Will Kriner Cash start hiring MBAs to turnaround failing schools?

Buffalo is a city full of hope that newly installed Superintendent Kriner Cash can provide leadership in a district that is badly in need of sweeping reform. With new receivership powers over the district’s most chronically underperforming schools, Cash has unprecedented abilities to unilaterally rewrite policy, restructure schools, and to redesign curriculum.

Mismanagement and poor decisions around resource allocation have dogged the district for the last two decades, prompting some activists and education reformers to advocate for the hiring of MBAs rather than doctorates in education to run schools and to staff the bulk of the central office. Professionals with training in management will be more attentive to operating metrics, the quality of service delivery, and performance benchmarks rather than on pedagogy, advocates argue.

“We have a stifling bureaucracy that is dominated by political union bosses. What the district needs are innovators who have absolutely no experience in education — who bring outside the box ideas from the private sector,” explains a former board member who asked not to be named. “We need management minded people with turnaround plans.”

Those policy changes would attract national acclaim. Breaking the union stranglehold that has opposed even incremental reforms will allow for new innovation in an industry that has been dominated by a centralized public monopoly since the 1930s.  The mass production, mass standardization model of public education must be reinvented.

Public education should be tailored to fit the precise needs of every student, by specializing curriculum offerings and service delivery. The only way to do it at an affordable scale is to create the market structures that encourage innovation and specialization. When schools compete for students, they will specialize curriculum and service offerings around the unique needs of given subsegments of the student body.
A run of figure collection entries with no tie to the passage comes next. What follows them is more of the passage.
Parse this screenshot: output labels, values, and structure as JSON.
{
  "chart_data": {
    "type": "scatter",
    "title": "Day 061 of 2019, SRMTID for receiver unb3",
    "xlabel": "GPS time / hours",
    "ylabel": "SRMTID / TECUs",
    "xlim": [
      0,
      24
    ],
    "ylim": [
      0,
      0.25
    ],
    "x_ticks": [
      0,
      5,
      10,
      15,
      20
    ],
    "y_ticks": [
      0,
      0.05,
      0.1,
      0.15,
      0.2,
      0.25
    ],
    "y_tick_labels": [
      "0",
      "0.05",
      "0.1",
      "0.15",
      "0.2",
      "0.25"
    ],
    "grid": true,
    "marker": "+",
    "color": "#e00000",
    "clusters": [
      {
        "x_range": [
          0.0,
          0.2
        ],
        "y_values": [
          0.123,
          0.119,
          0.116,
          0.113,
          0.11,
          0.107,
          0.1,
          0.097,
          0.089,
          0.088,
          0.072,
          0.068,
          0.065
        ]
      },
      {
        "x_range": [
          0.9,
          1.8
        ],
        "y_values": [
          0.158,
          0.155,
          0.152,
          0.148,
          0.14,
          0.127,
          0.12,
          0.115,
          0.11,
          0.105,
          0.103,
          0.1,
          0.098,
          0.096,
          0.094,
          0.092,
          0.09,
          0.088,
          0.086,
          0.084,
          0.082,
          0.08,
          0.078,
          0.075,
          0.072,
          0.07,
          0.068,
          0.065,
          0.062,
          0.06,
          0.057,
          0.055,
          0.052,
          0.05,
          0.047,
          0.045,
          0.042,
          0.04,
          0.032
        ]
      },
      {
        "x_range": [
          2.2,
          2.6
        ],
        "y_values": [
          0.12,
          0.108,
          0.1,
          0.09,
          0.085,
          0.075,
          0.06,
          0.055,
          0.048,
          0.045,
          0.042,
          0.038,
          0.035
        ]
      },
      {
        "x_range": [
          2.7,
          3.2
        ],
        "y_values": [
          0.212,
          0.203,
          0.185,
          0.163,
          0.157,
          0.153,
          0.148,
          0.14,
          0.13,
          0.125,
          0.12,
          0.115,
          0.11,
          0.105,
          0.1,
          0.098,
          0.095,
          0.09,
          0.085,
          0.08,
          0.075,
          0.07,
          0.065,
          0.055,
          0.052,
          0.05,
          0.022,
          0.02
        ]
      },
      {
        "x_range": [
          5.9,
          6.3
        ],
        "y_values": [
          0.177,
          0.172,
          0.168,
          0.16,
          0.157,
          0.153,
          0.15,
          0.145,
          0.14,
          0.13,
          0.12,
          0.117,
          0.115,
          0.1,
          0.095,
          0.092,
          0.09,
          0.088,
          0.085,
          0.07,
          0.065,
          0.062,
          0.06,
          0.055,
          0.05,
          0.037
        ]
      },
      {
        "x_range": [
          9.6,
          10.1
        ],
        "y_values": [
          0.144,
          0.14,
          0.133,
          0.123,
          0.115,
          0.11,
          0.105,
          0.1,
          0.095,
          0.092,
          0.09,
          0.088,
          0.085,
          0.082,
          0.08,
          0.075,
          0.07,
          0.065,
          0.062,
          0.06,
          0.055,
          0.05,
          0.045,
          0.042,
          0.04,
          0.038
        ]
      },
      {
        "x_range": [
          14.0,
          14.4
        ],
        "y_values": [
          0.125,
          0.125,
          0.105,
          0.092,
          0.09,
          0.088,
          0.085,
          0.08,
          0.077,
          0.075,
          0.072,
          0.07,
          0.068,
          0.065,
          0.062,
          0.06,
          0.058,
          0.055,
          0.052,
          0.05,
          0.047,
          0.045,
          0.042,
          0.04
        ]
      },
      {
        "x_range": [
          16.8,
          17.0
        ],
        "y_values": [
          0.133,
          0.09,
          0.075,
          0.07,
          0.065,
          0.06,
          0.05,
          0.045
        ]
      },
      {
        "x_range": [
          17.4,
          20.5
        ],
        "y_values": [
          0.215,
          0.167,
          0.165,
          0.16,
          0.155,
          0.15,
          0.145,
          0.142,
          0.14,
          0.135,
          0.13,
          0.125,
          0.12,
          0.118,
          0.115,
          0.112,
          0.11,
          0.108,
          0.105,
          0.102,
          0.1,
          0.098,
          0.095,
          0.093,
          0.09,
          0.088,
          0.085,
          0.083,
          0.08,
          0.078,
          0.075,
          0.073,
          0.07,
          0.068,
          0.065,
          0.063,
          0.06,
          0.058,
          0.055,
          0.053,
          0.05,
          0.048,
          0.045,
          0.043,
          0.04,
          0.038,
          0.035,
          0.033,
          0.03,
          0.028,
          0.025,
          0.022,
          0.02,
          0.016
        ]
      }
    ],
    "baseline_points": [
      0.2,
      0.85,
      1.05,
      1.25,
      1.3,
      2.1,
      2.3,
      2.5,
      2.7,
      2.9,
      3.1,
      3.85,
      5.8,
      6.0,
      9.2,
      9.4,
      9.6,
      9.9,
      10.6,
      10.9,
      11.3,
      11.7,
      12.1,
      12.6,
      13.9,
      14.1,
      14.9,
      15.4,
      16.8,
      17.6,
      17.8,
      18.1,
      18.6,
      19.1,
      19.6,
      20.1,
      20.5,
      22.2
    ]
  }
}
That kind of specialization will allow a better education for every child and a more meaningful experience for each family.
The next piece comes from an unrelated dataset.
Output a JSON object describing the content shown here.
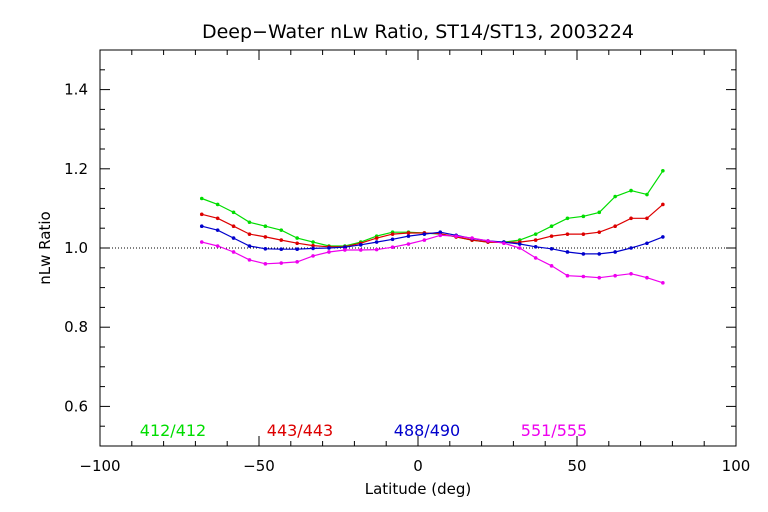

Equipping district schools with MBAs will posture them to compete in this marketplace for K-12 education. Whether this marketplace emerges in the form of an explicit voucher or in the form of a transfer payment system based largely on per capita enrollment, the competitive incentive structures must be clear and cause precisely the behavior that we want to encourage (that is, the customization of services and the specialization of curriculum offerings around the interests of self-selected subsegments of the student population).

In that environment — if district schools are to survive at all — they must be led by management professionals rather than by union controlled bureaucrats. Otherwise, consumers will vote with their feet and opt for parochial, charter, private, independent, boarding, and suburban schools. The creative destruction of the market will allow the best options to prevail and bad options will disappear.